本研究延續先前本實驗室任少緯學長之論文，以兩分子含磷硫 之三牙配位基H2PS2與製備出錳錯合物MnIV(PS2)2，於室溫及空氣下穩定之四價錳錯合物，以CV電化學確定其可能存三價、二價之氧化態，並藉由還原劑CoCp2、KC8等，分別獲得二價三價之錳錯合物[MnIII(PS2)2]─ 、[MnII(PS2)2]2─ 晶體，以X-ray單晶繞射獲得其結構，並針對其不同的電子組態進行EPR、SQUID、NMR-Evans Methods鑑定。並且發現了錳三價錯合物中之硫醇基(Thiolate)配位基具有顯著的親核性質，因此以親電試劑(CH3)3OBF4作為甲基提供試劑，實現了硫醇基烷化的反應並獲得其結構[MnIII(PS2)(PSS-CH3)]，此反應於前週期過渡金屬是並不常見的，此結構也證實了[MnIII(PS2)2]錯合物所具有的反應潛力，未來希望能透過不同的烷基加成修飾，來達到活化此系列錯合物的效果。
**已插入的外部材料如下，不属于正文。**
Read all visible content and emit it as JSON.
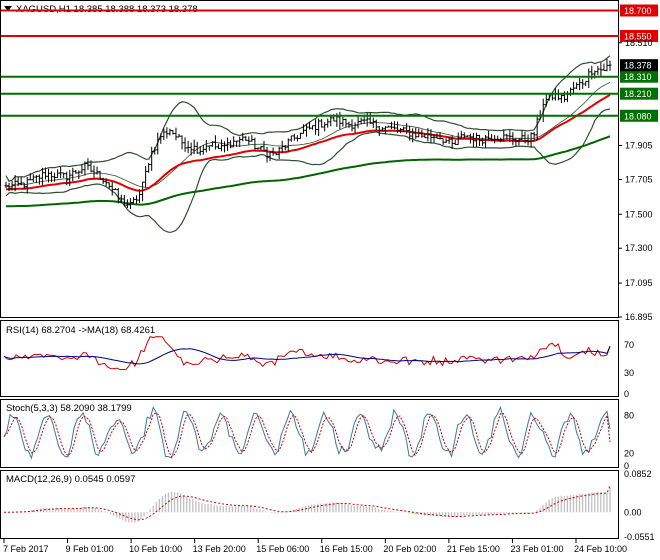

This study was continued from the previous works in our groups. The manganese (IV) complex MnIV(PS2)2 which is stable under air and room temperature was synthesized by the dithiolate-phousphine tridentate ligands H2PS2. Cyclic voltammetry revealed the probability oxidation state of Mn(III) / Mn(II) are existing. The [MnIII(PS2)2] / [MnII(PS2)2] complex was reduced by CoCp2 / KC8. The molecular structure CoCp2[MnIII(PS2)2] and Na2[MnII(PS2)2] was acquired from the X-ray diffraction. The EPR, SQUID, NMR-Evans methods were used for the identification of their electron configuration. Furthermore, The significant nucleophilicity was found with the thiolate ligand of the [MnIII(PS2)2]. Therefore the electrophilic reagent (CH3)3OBF4 was used as a reagent for providing the methyl cation (Me+). The thiolate-alkylation was successful and the single crystal [MnIII(PS2)(PSS-CH3)] was obtained and the thiolate-alkylation with complex is not common early-transition metals.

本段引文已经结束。